TRW is a $14.4 billion supplier dedicated to airbags, seatbelts, brakes and other safety technologies, which is precisely why the Livonia, MI-based company takes a dim view of drivers who use cell phones or send text messages while they are behind the wheel.
So even though many of its customers are trying to develop safe ways for drivers to stay connected, a top executive at TRW says he’d rather see the industry discouraging these driver behaviors altogether because they are proven to cause accidents.
“Our intention is to keep all these things outside the car, at least on our side,” Alois Seewald, TRW’s global director-research and development, tells WardsAuto during a media event dedicated to safety technologies at the supplier’s test track here.
Instead, Seewald supports automatic emergency braking, lane-departure warning and other technologies designed to “take stress away from the driver in today’s traffic situations and not overload him with emails and all these things. These are some kind of poison for the driver. This will not help.”

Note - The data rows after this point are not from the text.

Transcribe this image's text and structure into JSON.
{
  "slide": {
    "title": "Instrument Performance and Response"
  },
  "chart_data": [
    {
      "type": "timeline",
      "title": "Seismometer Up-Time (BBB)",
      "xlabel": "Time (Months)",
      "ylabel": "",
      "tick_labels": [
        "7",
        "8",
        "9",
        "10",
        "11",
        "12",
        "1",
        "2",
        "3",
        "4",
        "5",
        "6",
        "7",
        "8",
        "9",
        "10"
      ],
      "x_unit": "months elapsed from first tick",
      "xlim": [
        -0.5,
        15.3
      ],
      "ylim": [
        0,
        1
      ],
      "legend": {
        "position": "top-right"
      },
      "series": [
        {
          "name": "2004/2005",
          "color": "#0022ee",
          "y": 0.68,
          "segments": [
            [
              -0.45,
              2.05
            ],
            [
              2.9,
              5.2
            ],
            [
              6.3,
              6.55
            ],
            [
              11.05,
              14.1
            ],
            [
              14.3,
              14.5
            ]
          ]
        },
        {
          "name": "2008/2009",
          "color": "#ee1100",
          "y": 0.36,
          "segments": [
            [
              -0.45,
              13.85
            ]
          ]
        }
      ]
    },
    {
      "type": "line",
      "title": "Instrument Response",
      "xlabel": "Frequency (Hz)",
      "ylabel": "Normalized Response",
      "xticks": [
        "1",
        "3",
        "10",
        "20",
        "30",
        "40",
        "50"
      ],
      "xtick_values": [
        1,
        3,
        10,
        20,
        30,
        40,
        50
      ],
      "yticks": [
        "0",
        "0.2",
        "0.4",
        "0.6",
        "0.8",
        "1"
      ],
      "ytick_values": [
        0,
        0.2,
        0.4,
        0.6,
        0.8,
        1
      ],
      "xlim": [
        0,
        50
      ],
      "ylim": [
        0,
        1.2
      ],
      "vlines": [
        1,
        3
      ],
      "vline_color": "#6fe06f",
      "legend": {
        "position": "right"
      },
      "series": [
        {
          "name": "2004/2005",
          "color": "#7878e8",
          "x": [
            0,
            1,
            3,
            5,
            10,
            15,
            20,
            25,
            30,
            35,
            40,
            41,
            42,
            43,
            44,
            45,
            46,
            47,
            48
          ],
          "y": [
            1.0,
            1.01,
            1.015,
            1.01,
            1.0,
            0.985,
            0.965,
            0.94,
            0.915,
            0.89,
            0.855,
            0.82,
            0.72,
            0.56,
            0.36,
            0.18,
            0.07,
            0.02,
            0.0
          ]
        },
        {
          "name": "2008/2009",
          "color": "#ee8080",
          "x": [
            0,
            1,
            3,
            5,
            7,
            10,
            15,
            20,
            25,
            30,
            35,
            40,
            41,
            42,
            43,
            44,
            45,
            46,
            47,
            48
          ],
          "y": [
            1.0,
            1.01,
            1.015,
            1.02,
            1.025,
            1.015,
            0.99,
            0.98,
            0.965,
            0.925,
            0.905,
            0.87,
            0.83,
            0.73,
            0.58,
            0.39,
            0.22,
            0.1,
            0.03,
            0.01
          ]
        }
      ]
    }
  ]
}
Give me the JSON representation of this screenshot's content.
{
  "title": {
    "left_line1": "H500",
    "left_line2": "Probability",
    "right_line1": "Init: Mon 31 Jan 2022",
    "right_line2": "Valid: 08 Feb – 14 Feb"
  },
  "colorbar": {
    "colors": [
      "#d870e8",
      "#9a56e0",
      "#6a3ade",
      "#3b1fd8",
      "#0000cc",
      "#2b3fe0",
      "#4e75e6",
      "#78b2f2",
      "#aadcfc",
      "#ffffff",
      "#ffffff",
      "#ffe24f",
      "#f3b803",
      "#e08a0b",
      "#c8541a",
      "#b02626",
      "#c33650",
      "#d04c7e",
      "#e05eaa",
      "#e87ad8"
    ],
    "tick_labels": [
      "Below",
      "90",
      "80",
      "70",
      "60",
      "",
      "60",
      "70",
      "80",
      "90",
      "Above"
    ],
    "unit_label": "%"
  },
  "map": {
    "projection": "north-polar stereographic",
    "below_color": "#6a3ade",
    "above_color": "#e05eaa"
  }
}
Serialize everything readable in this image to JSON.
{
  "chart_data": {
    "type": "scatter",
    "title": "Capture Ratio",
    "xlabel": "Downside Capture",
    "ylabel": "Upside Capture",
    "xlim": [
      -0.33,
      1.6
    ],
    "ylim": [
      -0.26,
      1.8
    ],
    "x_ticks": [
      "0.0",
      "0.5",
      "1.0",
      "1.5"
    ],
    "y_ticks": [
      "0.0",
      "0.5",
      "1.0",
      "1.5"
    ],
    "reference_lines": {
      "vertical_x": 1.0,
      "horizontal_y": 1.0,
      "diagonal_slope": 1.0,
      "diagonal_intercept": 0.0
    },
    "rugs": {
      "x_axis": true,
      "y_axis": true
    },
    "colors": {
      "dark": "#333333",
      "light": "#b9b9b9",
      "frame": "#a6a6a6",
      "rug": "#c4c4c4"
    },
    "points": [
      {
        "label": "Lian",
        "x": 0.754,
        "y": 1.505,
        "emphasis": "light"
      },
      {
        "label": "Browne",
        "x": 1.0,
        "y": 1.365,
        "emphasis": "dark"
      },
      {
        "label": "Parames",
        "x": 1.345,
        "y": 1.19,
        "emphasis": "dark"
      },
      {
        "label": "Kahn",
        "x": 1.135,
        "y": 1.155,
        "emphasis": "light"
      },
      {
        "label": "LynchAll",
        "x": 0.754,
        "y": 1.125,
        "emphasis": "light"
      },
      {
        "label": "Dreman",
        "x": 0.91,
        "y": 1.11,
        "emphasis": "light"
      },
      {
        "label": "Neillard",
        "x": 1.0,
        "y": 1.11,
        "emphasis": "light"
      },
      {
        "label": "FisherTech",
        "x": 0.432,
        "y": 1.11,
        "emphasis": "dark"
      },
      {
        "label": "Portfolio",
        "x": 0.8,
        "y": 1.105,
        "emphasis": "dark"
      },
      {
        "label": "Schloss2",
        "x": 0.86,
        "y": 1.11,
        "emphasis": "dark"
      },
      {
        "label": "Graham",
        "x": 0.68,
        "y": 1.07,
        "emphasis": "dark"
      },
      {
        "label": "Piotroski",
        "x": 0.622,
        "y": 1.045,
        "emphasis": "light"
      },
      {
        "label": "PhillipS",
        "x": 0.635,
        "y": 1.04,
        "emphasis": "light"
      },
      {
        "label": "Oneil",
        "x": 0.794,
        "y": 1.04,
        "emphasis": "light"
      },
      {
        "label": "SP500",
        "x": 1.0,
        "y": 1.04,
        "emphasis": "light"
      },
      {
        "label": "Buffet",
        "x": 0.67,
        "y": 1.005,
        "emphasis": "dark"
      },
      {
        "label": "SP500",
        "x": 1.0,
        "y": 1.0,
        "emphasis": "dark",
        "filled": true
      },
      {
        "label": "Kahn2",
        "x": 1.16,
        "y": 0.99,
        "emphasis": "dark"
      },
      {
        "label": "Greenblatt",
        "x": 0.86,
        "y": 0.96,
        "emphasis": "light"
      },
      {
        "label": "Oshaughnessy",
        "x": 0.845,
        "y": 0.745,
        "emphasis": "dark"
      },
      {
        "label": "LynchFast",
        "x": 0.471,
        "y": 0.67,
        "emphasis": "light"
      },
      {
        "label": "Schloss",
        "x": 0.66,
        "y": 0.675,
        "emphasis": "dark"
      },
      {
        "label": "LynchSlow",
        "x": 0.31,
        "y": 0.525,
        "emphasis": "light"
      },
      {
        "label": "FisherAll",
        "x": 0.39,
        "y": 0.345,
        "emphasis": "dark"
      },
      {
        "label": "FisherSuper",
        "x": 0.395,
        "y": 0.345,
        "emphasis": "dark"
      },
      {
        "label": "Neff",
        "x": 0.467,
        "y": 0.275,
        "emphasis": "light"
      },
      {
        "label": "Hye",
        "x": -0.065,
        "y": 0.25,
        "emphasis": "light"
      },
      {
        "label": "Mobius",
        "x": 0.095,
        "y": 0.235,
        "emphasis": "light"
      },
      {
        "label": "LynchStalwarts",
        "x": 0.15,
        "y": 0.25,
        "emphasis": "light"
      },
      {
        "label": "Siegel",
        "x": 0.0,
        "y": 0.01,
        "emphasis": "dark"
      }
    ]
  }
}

While many suppliers are developing their own methods of offering consumers various means of staying connected while driving, Seewald says TRW will not be one of them.
“TRW stands for safety. We don’t (produce) mobile phones; we don’t make things for distraction. This is not our business. For us, it should be the intention to add as much safety to our products as possible.”
The European Union agrees with this goal. Fatal car accidents in Europe fell from 59,000 in 1995 to 34,000 in 2009. The EU’s target is to cut that figure in half, and it is working on mandates for a number of safety technologies, including electronic stability control, a TRW staple, for all new vehicles in 2013.